I had been meaning to get back to Bintan Lagoon since the resort reopened under Mövenpick, and this long weekend finally gave us the excuse. My better half and two friends came along for the trip, the ladies had booked themselves into a local spa for the day, which meant it was just myself and my mate on the course. No pressure, no rushing. Perfect.
Getting there from the hotel couldn't have been simpler. The Mövenpick runs a complimentary shuttle to the ferry terminal (although for this trip we booked a private driver as it was.a busy public holiday weekend, well worth the $20), and once you're at the resort the golf club is a five-minute walk away, literally off the hotel steps and across the fairway. We arrived on the Saturday but we were not playing until the Sunday, so used that day to take advantage of the great facilities at the hotel.

The course we played was the Jack Nicklaus Sea View, a par-72 championship layout that works its way from dense jungle on the front nine out to the coastline as you progress. The inland holes are tighter and trickier than they look; the elevation changes are constant, and Nicklaus' trademark bunkering is placed exactly where you don't want it. There's also a genuinely quirky 13th, a par-4 with a green split right down the middle by a stream, which had us debating pin positions from 150 yards out.

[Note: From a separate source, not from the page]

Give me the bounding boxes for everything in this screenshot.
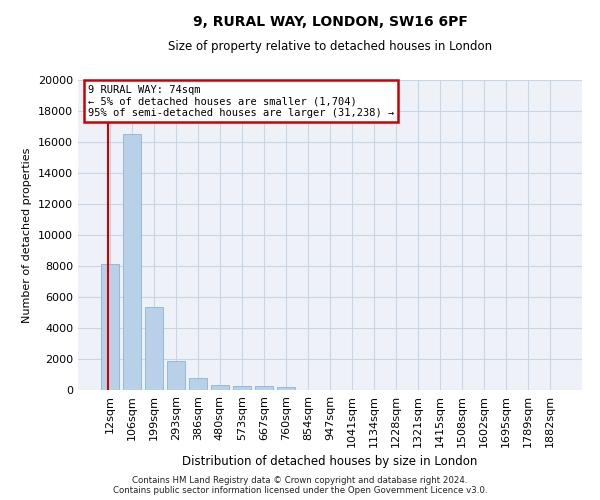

But the moment that makes this course, the moment you'll talk about on the ferry home, is when the holes break out onto the coast. Suddenly you're playing along the South China Sea with coconut palms framing the fairway and the water stretching out to the horizon. It's properly stunning, and it was all ours.

What made it feel truly special was how quiet it was. Public holiday weekend, and we had the place almost entirely to ourselves. No backing up at tees, no waiting, just two mates playing their own game at their own pace in the Bintan heat, with a brilliant caddie keeping us on track.

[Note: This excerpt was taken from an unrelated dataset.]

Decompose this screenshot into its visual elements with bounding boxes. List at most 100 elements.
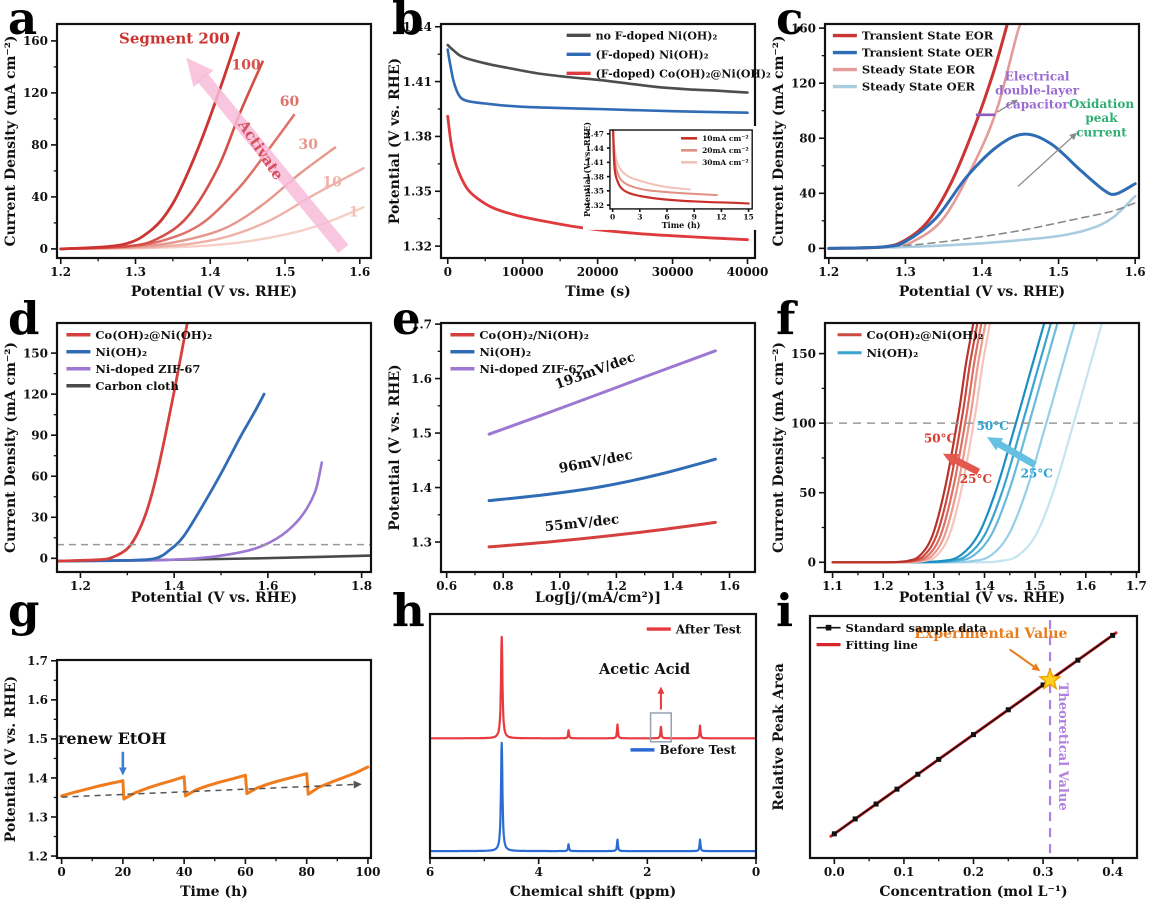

And that brings me to the thing worth knowing, the Ian Baker-Finch Woodlands course, closed for years through the previous ownership, is due to reopen in around two months. When it does, Bintan Lagoon becomes a genuine two-course destination again and the crowds, and the prices, will almost certainly follow.

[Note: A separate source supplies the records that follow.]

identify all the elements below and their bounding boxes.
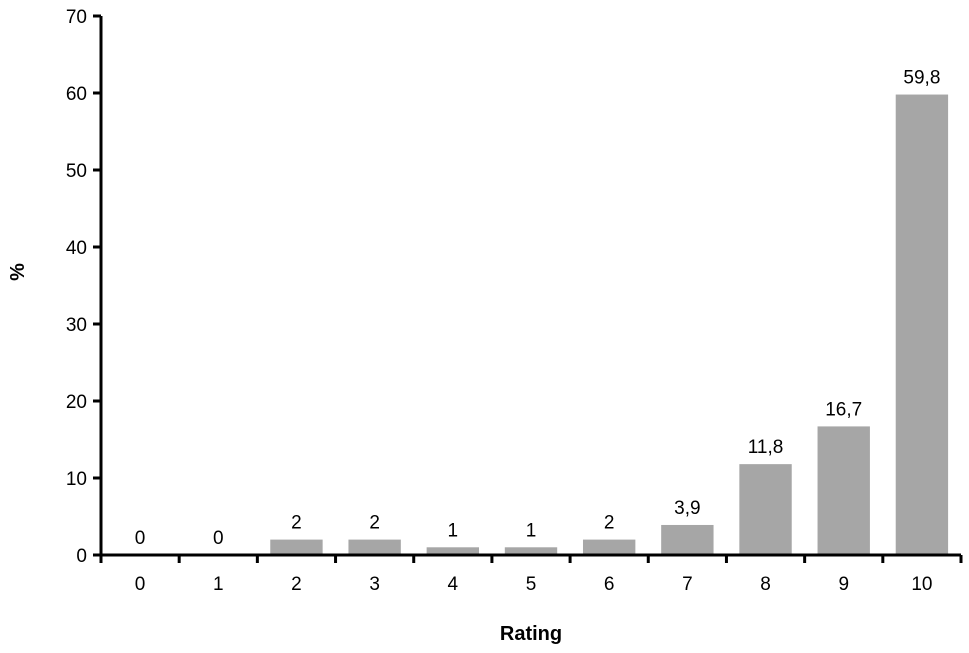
bar-2 <box>270 539 323 555</box>
data-label-0: 0 <box>135 528 146 549</box>
y-tick-label-20: 20 <box>66 392 87 413</box>
data-label-8: 11,8 <box>748 437 784 458</box>
data-label-6: 2 <box>604 513 615 534</box>
y-ticks-layer: 0 10 20 30 40 50 60 70 <box>66 7 101 567</box>
x-tick-label-2: 2 <box>291 574 302 595</box>
x-tick-label-4: 4 <box>448 574 459 595</box>
x-tick-label-10: 10 <box>911 574 932 595</box>
x-tick-label-3: 3 <box>369 574 380 595</box>
x-tick-label-8: 8 <box>760 574 771 595</box>
y-tick-label-0: 0 <box>76 546 87 567</box>
y-tick-label-30: 30 <box>66 315 87 336</box>
y-tick-label-40: 40 <box>66 238 87 259</box>
data-label-9: 16,7 <box>825 399 862 420</box>
x-ticks-layer: 0 1 2 3 4 5 6 7 8 9 10 <box>99 555 963 595</box>
x-tick-label-6: 6 <box>604 574 615 595</box>
data-label-1: 0 <box>213 528 224 549</box>
y-axis-title: % <box>7 263 29 281</box>
bar-8 <box>739 464 792 555</box>
y-tick-label-60: 60 <box>66 84 87 105</box>
bars-layer <box>270 94 949 555</box>
bar-3 <box>348 539 401 555</box>
data-labels-layer: 0 0 2 2 1 1 2 3,9 11,8 16,7 59,8 <box>135 68 941 549</box>
x-tick-label-1: 1 <box>213 574 224 595</box>
x-axis-title: Rating <box>500 623 562 645</box>
axes-layer <box>99 16 961 557</box>
x-tick-label-7: 7 <box>682 574 693 595</box>
data-label-10: 59,8 <box>903 68 940 89</box>
data-label-3: 2 <box>369 513 380 534</box>
data-label-2: 2 <box>291 513 302 534</box>
bar-5 <box>504 547 558 555</box>
data-label-7: 3,9 <box>674 498 700 519</box>
y-tick-label-70: 70 <box>66 7 87 28</box>
bar-9 <box>817 426 870 555</box>
y-tick-label-50: 50 <box>66 161 87 182</box>
bar-10 <box>895 94 949 555</box>
bar-7 <box>661 524 714 555</box>
x-tick-label-5: 5 <box>526 574 537 595</box>
y-tick-label-10: 10 <box>66 469 87 490</box>
x-tick-label-9: 9 <box>838 574 849 595</box>
data-label-4: 1 <box>448 520 459 541</box>
bar-6 <box>582 539 636 555</box>
data-label-5: 1 <box>526 520 537 541</box>
x-tick-label-0: 0 <box>135 574 146 595</box>
bar-4 <box>426 547 480 555</box>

On price, yes, $160 per round isn't cheap for Indonesia, and a caddie tip on top adds another twenty or thirty dollars. But when you factor in the quality of the layout, the condition it's in, the fact that you're essentially playing in near-private, and that you're rolling out of a Mövenpick and walking to the first tee, it stacks up. This is a five-star golf experience right now, at a price point that won't last.

The hotel itself is a proper bonus. The Mövenpick lobby alone is worth the trip, a dramatic double-height atrium with a gorgeous ceiling installation and a Balinese-meets-contemporary design that sets the tone the moment you walk in. My partner and friends enjoyed a spa day locally while we played, which is exactly how a golf weekend should work.

QUICK FACTS
Green fees: ~$160 SGD (Jack Nicklaus Sea View Course)
Caddie: Required, tip expected (~$20-30 SGD)
Getting there: Ferry from Tanah Merah Ferry Terminal (~60 min) + free Mövenpick shuttle to resort (~20 min)
Stay: Mövenpick Resort & Spa Bintan Lagoon - golf club is a 5-min walk
Ian Baker-Finch Woodlands Course: reopening in approximately 2 months
Book via: Resort directly or platforms like Golfsavers / Golftripz
TAKEAWAY
Book this before the Baker-Finch course opens. The Jack Nicklaus Sea View is in great shape, the Mövenpick makes the whole trip seamless, and right now you can play one of the finest layouts in the region with room to breathe, on a public holiday weekend if you want. That window is closing in about two months.